I have this dataframe:
set.seed(42) ## for sake of reproducibility
df <- data.frame("time"=c(1:40), "Var1"=sample(1:100, size=40),
"Var2"=sample(1:100, size=40), "Var3"=sample(1:100, size=40))
head(df)
# time Var1 Var2 Var3
# 1 1 49 3 38
# 2 2 65 21 1
# 3 3 25 2 13
# 4 4 74 58 78
# 5 5 18 10 5
# 6 6 100 40 73
As I want to get the quantiles per column, I have this code:
(quantiles <- as.data.frame(apply(df[2:4] , 2 , quantile, probs=seq(0, 1, 1/10), na.rm=TRUE)))
# Var1 Var2 Var3
# 0% 2.0 2.0 1.0
# 10% 5.9 8.9 11.4
# 20% 19.6 17.6 15.8
# 30% 25.7 31.1 28.1
# 40% 35.2 41.2 35.8
# 50% 42.5 51.0 42.5
# 60% 53.2 57.4 56.4
# 70% 67.3 70.2 66.0
# 80% 80.8 80.4 78.6
# 90% 89.4 90.5 90.1
# 100% 100.0 99.0 100.0
My objective is to add into my original dataframe (df
) a column with each of the quantiles per variable. In order to achieve that, I have this code:
df$QuantVar1 <- .bincode(x=df$Var1, breaks=quantiles$Var1, include.lowest=T, right=T)

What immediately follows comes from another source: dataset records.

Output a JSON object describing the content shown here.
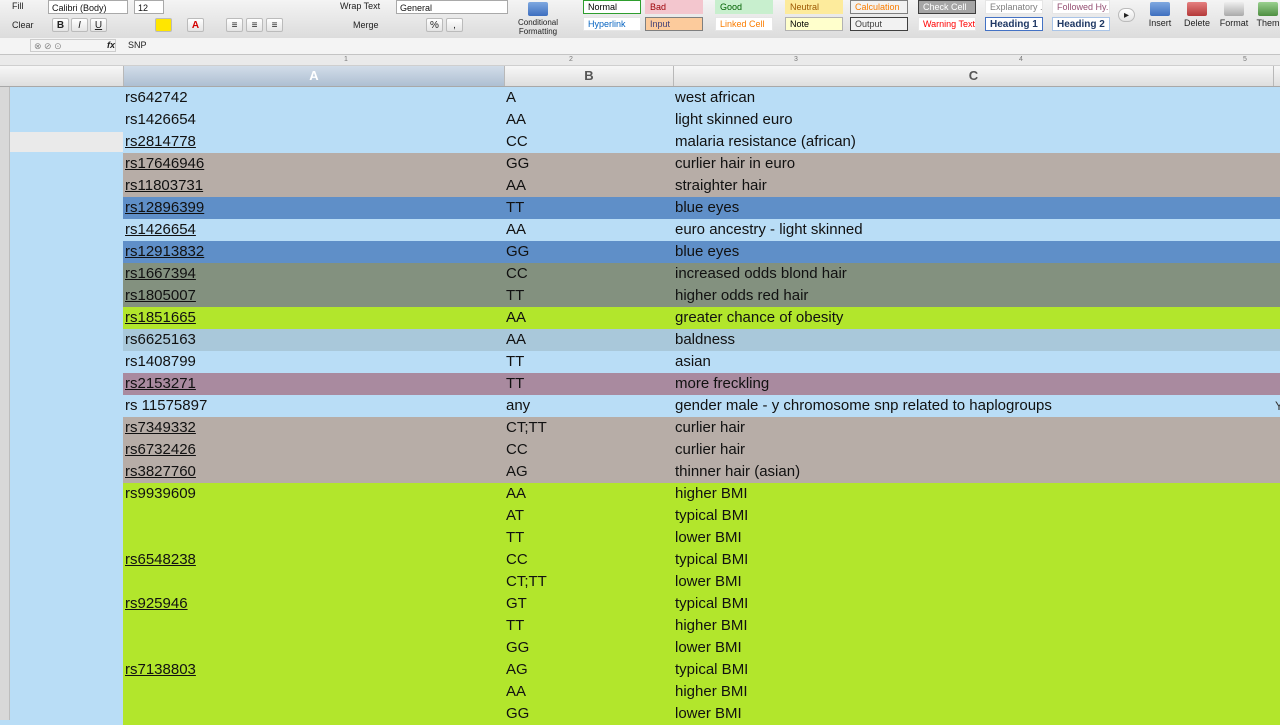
{
  "ribbon": {
    "fill_label": "Fill",
    "clear_label": "Clear",
    "font_name": "Calibri (Body)",
    "font_size": "12",
    "bold": "B",
    "italic": "I",
    "underline": "U",
    "wrap_text": "Wrap Text",
    "merge": "Merge",
    "number_format": "General",
    "percent": "%",
    "comma": ",",
    "conditional_formatting": "Conditional Formatting",
    "styles": [
      {
        "label": "Normal",
        "bg": "#ffffff",
        "fg": "#000000",
        "border": "#2e9e2e"
      },
      {
        "label": "Bad",
        "bg": "#f3c6ce",
        "fg": "#9c0006",
        "border": "#f3c6ce"
      },
      {
        "label": "Good",
        "bg": "#c8efce",
        "fg": "#006100",
        "border": "#c8efce"
      },
      {
        "label": "Neutral",
        "bg": "#fdeb9c",
        "fg": "#9c5700",
        "border": "#fdeb9c"
      },
      {
        "label": "Calculation",
        "bg": "#f2f2f2",
        "fg": "#fa7d00",
        "border": "#7f7f7f"
      },
      {
        "label": "Check Cell",
        "bg": "#a5a5a5",
        "fg": "#ffffff",
        "border": "#3f3f3f"
      },
      {
        "label": "Explanatory ...",
        "bg": "#ffffff",
        "fg": "#7f7f7f",
        "border": "#e6e6e6"
      },
      {
        "label": "Followed Hy...",
        "bg": "#ffffff",
        "fg": "#954f72",
        "border": "#e6e6e6"
      },
      {
        "label": "Hyperlink",
        "bg": "#ffffff",
        "fg": "#0563c1",
        "border": "#e6e6e6"
      },
      {
        "label": "Input",
        "bg": "#fccb9c",
        "fg": "#3f3f76",
        "border": "#7f7f7f"
      },
      {
        "label": "Linked Cell",
        "bg": "#ffffff",
        "fg": "#fa7d00",
        "border": "#e6e6e6"
      },
      {
        "label": "Note",
        "bg": "#ffffcc",
        "fg": "#000000",
        "border": "#b2b2b2"
      },
      {
        "label": "Output",
        "bg": "#f2f2f2",
        "fg": "#3f3f3f",
        "border": "#3f3f3f"
      },
      {
        "label": "Warning Text",
        "bg": "#ffffff",
        "fg": "#ff0000",
        "border": "#e6e6e6"
      },
      {
        "label": "Heading 1",
        "bg": "#ffffff",
        "fg": "#1f3864",
        "border": "#4472c4"
      },
      {
        "label": "Heading 2",
        "bg": "#ffffff",
        "fg": "#1f3864",
        "border": "#a9c4e7"
      }
    ],
    "insert": "Insert",
    "delete": "Delete",
    "format": "Format",
    "themes": "Them"
  },
  "formula_bar": {
    "fx": "fx",
    "content": "SNP"
  },
  "columns": [
    "A",
    "B",
    "C"
  ],
  "rows": [
    {
      "a": "rs642742",
      "b": "A",
      "c": "west african",
      "d": "",
      "link": false,
      "bg": "#b9ddf6"
    },
    {
      "a": "rs1426654",
      "b": "AA",
      "c": "light skinned euro",
      "d": "",
      "link": false,
      "bg": "#b9ddf6"
    },
    {
      "a": "rs2814778",
      "b": "CC",
      "c": "malaria resistance (african)",
      "d": "",
      "link": true,
      "bg": "#b9ddf6"
    },
    {
      "a": "rs17646946",
      "b": "GG",
      "c": "curlier hair in euro",
      "d": "",
      "link": true,
      "bg": "#b7ada7"
    },
    {
      "a": "rs11803731",
      "b": "AA",
      "c": "straighter hair",
      "d": "",
      "link": true,
      "bg": "#b7ada7"
    },
    {
      "a": "rs12896399",
      "b": "TT",
      "c": "blue eyes",
      "d": "",
      "link": true,
      "bg": "#5f8fc8"
    },
    {
      "a": "rs1426654",
      "b": "AA",
      "c": "euro ancestry - light skinned",
      "d": "",
      "link": true,
      "bg": "#b9ddf6"
    },
    {
      "a": "rs12913832",
      "b": "GG",
      "c": "blue eyes",
      "d": "",
      "link": true,
      "bg": "#5f8fc8"
    },
    {
      "a": "rs1667394",
      "b": "CC",
      "c": "increased odds blond hair",
      "d": "",
      "link": true,
      "bg": "#83917f"
    },
    {
      "a": "rs1805007",
      "b": "TT",
      "c": "higher odds red hair",
      "d": "",
      "link": true,
      "bg": "#83917f"
    },
    {
      "a": "rs1851665",
      "b": "AA",
      "c": "greater chance of obesity",
      "d": "",
      "link": true,
      "bg": "#b2e62c"
    },
    {
      "a": "rs6625163",
      "b": "AA",
      "c": "baldness",
      "d": "",
      "link": false,
      "bg": "#a9c8da"
    },
    {
      "a": "rs1408799",
      "b": "TT",
      "c": "asian",
      "d": "",
      "link": false,
      "bg": "#b9ddf6"
    },
    {
      "a": "rs2153271",
      "b": "TT",
      "c": "more freckling",
      "d": "",
      "link": true,
      "bg": "#a98a9f"
    },
    {
      "a": "rs 11575897",
      "b": "any",
      "c": "gender male - y chromosome snp related to haplogroups",
      "d": "Y",
      "link": false,
      "bg": "#b9ddf6"
    },
    {
      "a": "rs7349332",
      "b": "CT;TT",
      "c": "curlier hair",
      "d": "",
      "link": true,
      "bg": "#b7ada7"
    },
    {
      "a": "rs6732426",
      "b": "CC",
      "c": "curlier hair",
      "d": "",
      "link": true,
      "bg": "#b7ada7"
    },
    {
      "a": "rs3827760",
      "b": "AG",
      "c": "thinner hair (asian)",
      "d": "",
      "link": true,
      "bg": "#b7ada7"
    },
    {
      "a": "rs9939609",
      "b": "AA",
      "c": "higher BMI",
      "d": "",
      "link": false,
      "bg": "#b2e62c"
    },
    {
      "a": "",
      "b": "AT",
      "c": "typical BMI",
      "d": "",
      "link": false,
      "bg": "#b2e62c"
    },
    {
      "a": "",
      "b": "TT",
      "c": "lower BMI",
      "d": "",
      "link": false,
      "bg": "#b2e62c"
    },
    {
      "a": "rs6548238",
      "b": "CC",
      "c": "typical BMI",
      "d": "",
      "link": true,
      "bg": "#b2e62c"
    },
    {
      "a": "",
      "b": "CT;TT",
      "c": "lower BMI",
      "d": "",
      "link": false,
      "bg": "#b2e62c"
    },
    {
      "a": "rs925946",
      "b": "GT",
      "c": "typical BMI",
      "d": "",
      "link": true,
      "bg": "#b2e62c"
    },
    {
      "a": "",
      "b": "TT",
      "c": "higher BMI",
      "d": "",
      "link": false,
      "bg": "#b2e62c"
    },
    {
      "a": "",
      "b": "GG",
      "c": "lower BMI",
      "d": "",
      "link": false,
      "bg": "#b2e62c"
    },
    {
      "a": "rs7138803",
      "b": "AG",
      "c": "typical BMI",
      "d": "",
      "link": true,
      "bg": "#b2e62c"
    },
    {
      "a": "",
      "b": "AA",
      "c": "higher BMI",
      "d": "",
      "link": false,
      "bg": "#b2e62c"
    },
    {
      "a": "",
      "b": "GG",
      "c": "lower BMI",
      "d": "",
      "link": false,
      "bg": "#b2e62c"
    }
  ]
}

df$QuantVar2 <- .bincode(x=df$Var2, breaks=quantiles$Var2, include.lowest=T, right=T)
df$QuantVar3 <- .bincode(x=df$Var3, breaks=quantiles$Var3, include.lowest=T, right=T)
head(df)
# time Var1 Var2 Var3 QuantVar1 QuantVar2 QuantVar3
# 1 1 49 3 38 6 1 5
# 2 2 65 21 1 7 3 1
# 3 3 25 2 13 3 1 2
# 4 4 74 58 78 8 7 8
# 5 5 18 10 5 2 2 1
# 6 6 100 40 73 10 4 8
(Note that I use .bincode
because I didn't have unique breaks and I found this solution).

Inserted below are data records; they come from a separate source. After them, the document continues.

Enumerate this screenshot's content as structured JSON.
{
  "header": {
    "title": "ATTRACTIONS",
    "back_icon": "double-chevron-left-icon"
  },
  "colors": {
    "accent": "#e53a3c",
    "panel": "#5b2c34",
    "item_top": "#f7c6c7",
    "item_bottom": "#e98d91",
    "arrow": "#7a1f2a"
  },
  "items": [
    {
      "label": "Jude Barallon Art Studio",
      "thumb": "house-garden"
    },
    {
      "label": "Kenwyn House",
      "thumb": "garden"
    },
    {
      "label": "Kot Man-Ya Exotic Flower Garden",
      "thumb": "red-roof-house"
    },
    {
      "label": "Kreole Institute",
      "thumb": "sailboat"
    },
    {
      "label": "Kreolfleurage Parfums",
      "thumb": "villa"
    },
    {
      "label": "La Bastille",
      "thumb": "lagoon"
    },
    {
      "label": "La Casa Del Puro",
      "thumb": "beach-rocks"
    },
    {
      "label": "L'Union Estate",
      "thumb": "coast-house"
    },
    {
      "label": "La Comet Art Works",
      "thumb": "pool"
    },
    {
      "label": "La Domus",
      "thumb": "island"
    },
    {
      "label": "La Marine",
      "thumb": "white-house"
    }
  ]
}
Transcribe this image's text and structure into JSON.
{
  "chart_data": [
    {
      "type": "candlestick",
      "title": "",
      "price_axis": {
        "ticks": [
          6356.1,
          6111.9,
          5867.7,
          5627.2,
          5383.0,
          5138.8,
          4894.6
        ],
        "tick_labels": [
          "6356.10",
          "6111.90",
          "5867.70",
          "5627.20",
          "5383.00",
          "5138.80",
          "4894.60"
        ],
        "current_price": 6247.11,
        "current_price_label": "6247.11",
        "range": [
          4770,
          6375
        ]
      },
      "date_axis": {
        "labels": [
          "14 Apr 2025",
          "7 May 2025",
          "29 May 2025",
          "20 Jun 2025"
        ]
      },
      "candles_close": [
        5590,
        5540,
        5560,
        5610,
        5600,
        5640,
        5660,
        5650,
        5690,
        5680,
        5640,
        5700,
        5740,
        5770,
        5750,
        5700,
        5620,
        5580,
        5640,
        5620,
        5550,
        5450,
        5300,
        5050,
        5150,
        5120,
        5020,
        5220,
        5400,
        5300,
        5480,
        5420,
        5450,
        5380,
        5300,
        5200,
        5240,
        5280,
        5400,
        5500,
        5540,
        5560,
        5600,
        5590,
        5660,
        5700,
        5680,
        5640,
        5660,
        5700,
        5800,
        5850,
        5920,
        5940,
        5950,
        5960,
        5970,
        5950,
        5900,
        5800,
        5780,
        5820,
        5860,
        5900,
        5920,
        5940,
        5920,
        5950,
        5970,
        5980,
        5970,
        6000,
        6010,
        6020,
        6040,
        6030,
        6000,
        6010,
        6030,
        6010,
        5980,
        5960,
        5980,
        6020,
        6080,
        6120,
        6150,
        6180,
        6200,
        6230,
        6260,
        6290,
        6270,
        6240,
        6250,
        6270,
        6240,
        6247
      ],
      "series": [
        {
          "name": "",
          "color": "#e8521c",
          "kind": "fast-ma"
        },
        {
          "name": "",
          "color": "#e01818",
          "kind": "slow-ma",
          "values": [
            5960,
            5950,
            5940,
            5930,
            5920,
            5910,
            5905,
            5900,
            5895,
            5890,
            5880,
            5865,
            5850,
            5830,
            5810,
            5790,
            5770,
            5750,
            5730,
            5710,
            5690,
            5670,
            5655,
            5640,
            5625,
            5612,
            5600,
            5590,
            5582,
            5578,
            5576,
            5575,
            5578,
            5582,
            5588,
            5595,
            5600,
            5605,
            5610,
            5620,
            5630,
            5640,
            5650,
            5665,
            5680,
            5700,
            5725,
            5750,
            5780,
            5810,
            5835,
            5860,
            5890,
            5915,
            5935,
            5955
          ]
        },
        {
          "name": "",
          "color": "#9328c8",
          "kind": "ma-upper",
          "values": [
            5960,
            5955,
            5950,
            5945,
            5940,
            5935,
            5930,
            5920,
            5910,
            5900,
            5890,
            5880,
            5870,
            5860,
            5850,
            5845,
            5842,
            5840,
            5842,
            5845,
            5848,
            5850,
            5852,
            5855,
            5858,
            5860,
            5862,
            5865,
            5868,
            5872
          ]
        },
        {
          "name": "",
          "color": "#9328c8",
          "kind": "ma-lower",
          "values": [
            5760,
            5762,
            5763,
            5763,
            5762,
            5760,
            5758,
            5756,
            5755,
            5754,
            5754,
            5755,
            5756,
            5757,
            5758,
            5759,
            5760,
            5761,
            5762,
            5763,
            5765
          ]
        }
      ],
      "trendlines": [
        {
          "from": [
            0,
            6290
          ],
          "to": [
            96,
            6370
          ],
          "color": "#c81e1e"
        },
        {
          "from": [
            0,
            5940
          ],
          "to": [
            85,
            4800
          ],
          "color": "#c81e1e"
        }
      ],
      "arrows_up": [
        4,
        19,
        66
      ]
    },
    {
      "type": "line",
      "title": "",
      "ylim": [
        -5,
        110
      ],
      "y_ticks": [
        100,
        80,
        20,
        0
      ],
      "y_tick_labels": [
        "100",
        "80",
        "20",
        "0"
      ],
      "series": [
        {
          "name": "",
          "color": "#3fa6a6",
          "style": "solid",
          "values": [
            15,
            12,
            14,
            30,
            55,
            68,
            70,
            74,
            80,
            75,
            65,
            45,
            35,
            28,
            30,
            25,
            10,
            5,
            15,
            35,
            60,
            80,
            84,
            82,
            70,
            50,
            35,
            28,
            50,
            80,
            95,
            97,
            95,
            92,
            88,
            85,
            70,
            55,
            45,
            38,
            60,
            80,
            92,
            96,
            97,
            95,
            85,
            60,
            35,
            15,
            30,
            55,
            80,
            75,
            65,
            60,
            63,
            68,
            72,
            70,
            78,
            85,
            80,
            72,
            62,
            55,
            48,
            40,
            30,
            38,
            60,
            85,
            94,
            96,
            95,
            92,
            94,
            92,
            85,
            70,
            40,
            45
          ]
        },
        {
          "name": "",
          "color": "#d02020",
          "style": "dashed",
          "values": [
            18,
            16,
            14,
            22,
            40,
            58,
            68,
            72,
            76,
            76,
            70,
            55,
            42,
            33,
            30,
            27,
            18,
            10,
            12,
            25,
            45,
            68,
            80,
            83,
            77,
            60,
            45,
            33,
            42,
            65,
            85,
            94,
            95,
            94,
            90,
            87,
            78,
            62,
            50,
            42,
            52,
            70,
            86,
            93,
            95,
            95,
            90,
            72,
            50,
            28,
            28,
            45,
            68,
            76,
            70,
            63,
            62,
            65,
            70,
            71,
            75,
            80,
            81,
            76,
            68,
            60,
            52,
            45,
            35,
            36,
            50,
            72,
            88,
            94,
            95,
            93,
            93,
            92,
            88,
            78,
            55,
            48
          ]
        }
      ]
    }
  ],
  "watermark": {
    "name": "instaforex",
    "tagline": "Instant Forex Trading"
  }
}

As I want each new column next to the original variable, I relocate each of them manually:
library(dplyr); library(tidyft)
df <- df %>%
relocate(QuantVar1, .after = Var1)
df <- df %>%
relocate(QuantVar2, .after = Var2)
df <- df %>%
relocate(QuantVar3, .after = Var3)
head(df)
# time Var1 QuantVar1 Var2 QuantVar2 Var3 QuantVar3
# 1 1 49 6 3 1 38 5
# 2 2 65 7 21 3 1 1
# 3 3 25 3 2 1 13 2
# 4 4 74 8 58 7 78 8
# 5 5 18 2 10 2 5 1
# 6 6 100 10 40 4 73 8
The code works perfectly. But... what if I have 100 variables or more? I cannot do the process 100 times or even more.
I want to avoid using loops and I have been trying to use the lapply
family.
I have already seen how to add new columns with lapply
in this post but I don't know if there is a way to add the new column next to the column that it is using as I have in the above example.
Does anybody have an idea about how to do it?